ABSTRACT

The Qurʾān is generally supposed to have originated in a social, cultural and linguistic environment familiar to the early commentators, whose activities began shortly after Muhammad’s death and many of whom were natives of the two cities in which he had been active; yet they not infrequently seem to have forgotten the original meaning of the text. 2 It is clear, for example, that they did not remember what Muhammad had meant by the expressions jizya ʿan yad, 3 al-ṣamad, 4 kalāla 5 or īlāf; indeed, the whole of Sūra v_2106 (Quraysh), in which the word īlāf occurs, was as opaque to them as it is to us; 6 and the same is true of the so-called ‘mysterious letters’. 7 Kalāla is a rather unusual case in that several traditions (attributed to ʿUmar) openly admit that the meaning of this word was unknown; 8 more commonly, the exegetes hide their ignorance behind a profusion of interpretations so contradictory that they can only be guesswork. “It might”, as Rosenthal observes, “seem an all too obvious and unconvincing argument to point to the constant differences of the interpreters and conclude from their disagreement that none of them is right.

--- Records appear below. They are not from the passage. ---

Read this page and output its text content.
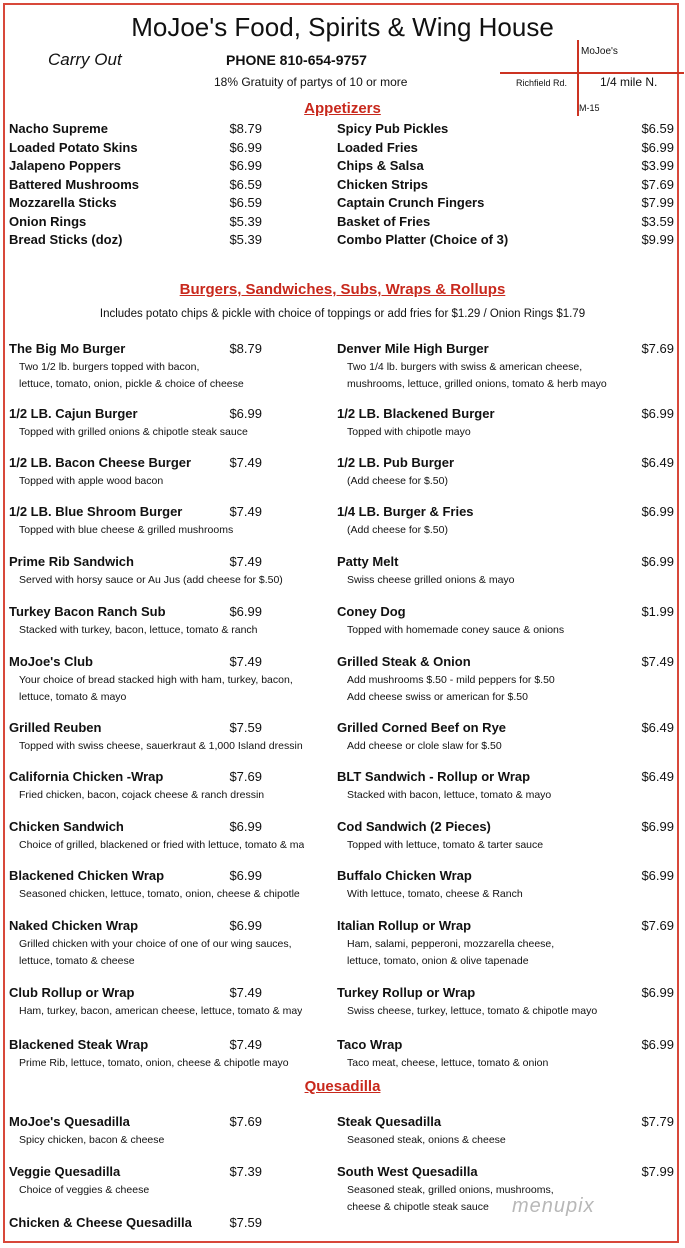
MoJoe's Food, Spirits & Wing House
Carry Out	PHONE 810-654-9757
18% Gratuity of partys of 10 or more
MoJoe's
Richfield Rd.	1/4 mile N.
M-15
Appetizers
Burgers, Sandwiches, Subs, Wraps & Rollups
Includes potato chips & pickle with choice of toppings or add fries for $1.29 / Onion Rings $1.79
Quesadilla
Nacho Supreme	$8.79
Loaded Potato Skins	$6.99
Jalapeno Poppers	$6.99
Battered Mushrooms	$6.59
Mozzarella Sticks	$6.59
Onion Rings	$5.39
Bread Sticks (doz)	$5.39
Spicy Pub Pickles	$6.59
Loaded Fries	$6.99
Chips & Salsa	$3.99
Chicken Strips	$7.69
Captain Crunch Fingers	$7.99
Basket of Fries	$3.59
Combo Platter (Choice of 3)	$9.99
The Big Mo Burger	$8.79
Two 1/2 lb. burgers topped with bacon,
lettuce, tomato, onion, pickle & choice of cheese
1/2 LB. Cajun Burger	$6.99
Topped with grilled onions & chipotle steak sauce
1/2 LB. Bacon Cheese Burger	$7.49
Topped with apple wood bacon
1/2 LB. Blue Shroom Burger	$7.49
Topped with blue cheese & grilled mushrooms
Prime Rib Sandwich	$7.49
Served with horsy sauce or Au Jus (add cheese for $.50)
Turkey Bacon Ranch Sub	$6.99
Stacked with turkey, bacon, lettuce, tomato & ranch
MoJoe's Club	$7.49
Your choice of bread stacked high with ham, turkey, bacon,
lettuce, tomato & mayo
Grilled Reuben	$7.59
Topped with swiss cheese, sauerkraut & 1,000 Island dressin
California Chicken -Wrap	$7.69
Fried chicken, bacon, cojack cheese & ranch dressin
Chicken Sandwich	$6.99
Choice of grilled, blackened or fried with lettuce, tomato & ma
Blackened Chicken Wrap	$6.99
Seasoned chicken, lettuce, tomato, onion, cheese & chipotle
Naked Chicken Wrap	$6.99
Grilled chicken with your choice of one of our wing sauces,
lettuce, tomato & cheese
Club Rollup or Wrap	$7.49
Ham, turkey, bacon, american cheese, lettuce, tomato & may
Blackened Steak Wrap	$7.49
Prime Rib, lettuce, tomato, onion, cheese & chipotle mayo
Denver Mile High Burger	$7.69
Two 1/4 lb. burgers with swiss & american cheese,
mushrooms, lettuce, grilled onions, tomato & herb mayo
1/2 LB. Blackened Burger	$6.99
Topped with chipotle mayo
1/2 LB. Pub Burger	$6.49
(Add cheese for $.50)
1/4 LB. Burger & Fries	$6.99
(Add cheese for $.50)
Patty Melt	$6.99
Swiss cheese grilled onions & mayo
Coney Dog	$1.99
Topped with homemade coney sauce & onions
Grilled Steak & Onion	$7.49
Add mushrooms $.50 - mild peppers for $.50
Add cheese swiss or american for $.50
Grilled Corned Beef on Rye	$6.49
Add cheese or clole slaw for $.50
BLT Sandwich - Rollup or Wrap	$6.49
Stacked with bacon, lettuce, tomato & mayo
Cod Sandwich (2 Pieces)	$6.99
Topped with lettuce, tomato & tarter sauce
Buffalo Chicken Wrap	$6.99
With lettuce, tomato, cheese & Ranch
Italian Rollup or Wrap	$7.69
Ham, salami, pepperoni, mozzarella cheese,
lettuce, tomato, onion & olive tapenade
Turkey Rollup or Wrap	$6.99
Swiss cheese, turkey, lettuce, tomato & chipotle mayo
Taco Wrap	$6.99
Taco meat, cheese, lettuce, tomato & onion
MoJoe's Quesadilla	$7.69
Spicy chicken, bacon & cheese
Veggie Quesadilla	$7.39
Choice of veggies & cheese
Chicken & Cheese Quesadilla	$7.59
Steak Quesadilla	$7.79
Seasoned steak, onions & cheese
South West Quesadilla	$7.99
Seasoned steak, grilled onions, mushrooms,
cheese & chipotle steak sauce menupix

However, there is something to such an argument”. 9 There is indeed. Given that the entire exegetical tradition is characterized by a proliferation of diverse interpretations, it is legitimate to wonder whether guesswork did not play as great a role in its creation as did recollection; 10 but the tradition is not necessarily right even when it is unanimous. In this paper I shall first adduce an example of a Qurʾānic passage misunderstood by the exegetes without there being any disagreement whatsoever about the interpretation, and next discuss the exegetical memory loss with reference to the discontinuity between Qurʾānic legislation and Islamic law, of which I shall adduce another example.